The other day as I examined the plants in my personal paradise, I found an interloper—a “giant” grasshopper. It was exactly the color of the hibiscus leaves. I’m not one to pick up bugs, uh uh, so I didn’t know how to get rid of it (and I prefer not to kill them if there’s another way). If I shook the bush, the grasshopper would just jump to another leaf. As I prayed for a solution, I looked around and saw a handy small plastic pot and my garden gloves. With my gloves on (!), I scooped the pest into the pot and cast it from my garden. It flew to a tree across the easement. Sure it could come back but I kept it from eating more for awhile at least. Then I saw the huge hole in a leaf of my beautiful red-striped Tropicana cannas—the grasshopper’s calling card.

Today, I found more holes. It was back. I checked each plant as I watered and then in the last spot, I caught it green-pincered on a coleus leaf (it must like colorful food like I do). My method didn’t work as well this time since I had a little less elbow room to throw it and the grasshopper landed in a hanging basket. By the time I spotted its new hiding place and turned to get the pot, it was gone. I searched and rustled the other plants without finding it so maybe it flew away. Good riddance!

Okay, so maybe I’d find it a fascinating part of God’s creation if it wasn’t devastating my plants. It’s not like there isn’t plenty other greenery out there in the semi-wild. They are kosher but I won’t go there…except to ask those who insist that the Biblical dietary laws are the only acceptable diet, “Mmm…have you eaten the grasshoppers on that diet?” And yes, I know that they are a delicacy in some cultures and in others they are “all they have” but unless it’s necessary, thank you but no thank you.

Tuesday, August 2, 2011

Nostalgia


When we were young, my sister and I used to walk to the garden center during the summer. It was one of our favorite things to spend our allowance on bedding plants to fill the garden containers my dad made for us out of oil drums. He sliced the drums vertically, welded some kind of feet on them and lined the open edges with a sliced garden hose. Then he filled them with soil.

My sister always bought Sweet Williams (dianthus)--that’s one of the reasons I always grow them. Other reasons are that they are biennials and come back the next year and they bloom like crazy in the spring, continuing to bloom here and there through the summer with another burst in autumn. And for adding easy growing color to the garden, they can’t be beat. It spreads well too, which can be a plus or a minus depending on the setting.

Monday, August 1, 2011

A Possible First


What a pleasant surprise to find not one or even two red hibiscus flowers this morning—but three! I’m not sure my bush has ever had that many flowers at once! It's tending toward being leggy though I’ve wanted the height in order to block some of the intense sun. However, I read in a houseplant book I found at the library that they can be pruned in the spring—maybe I’ll do that next year and make more blossoms possible. Maybe I can even grow some new ones with the stem cuttings.

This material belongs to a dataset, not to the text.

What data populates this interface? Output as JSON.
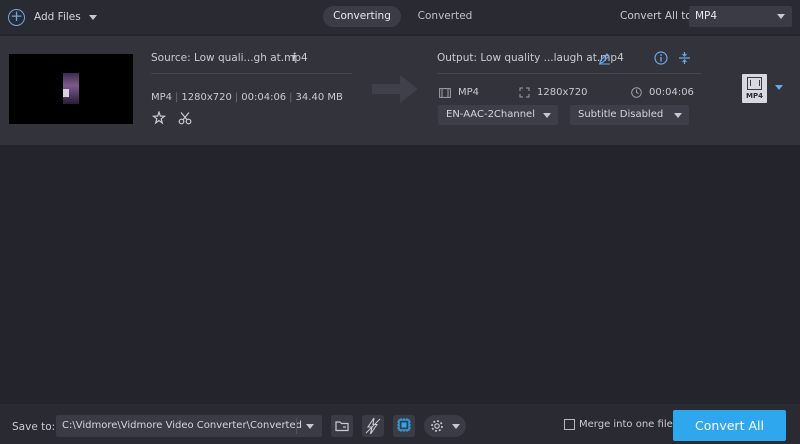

A week ago, I saw some small hibiscus plants for an unheard of $4.99. But, I thought, I’m not sure if some are orange so I’ll wait ‘til they’ve bloomed out a bit by next Saturday when we’re here again. Too late, they were gone. The store plant lady said, “Oh but they were an opportunity buy so they’re all gone!” Well, I missed that opportunity but surely there will be another one…somewhere.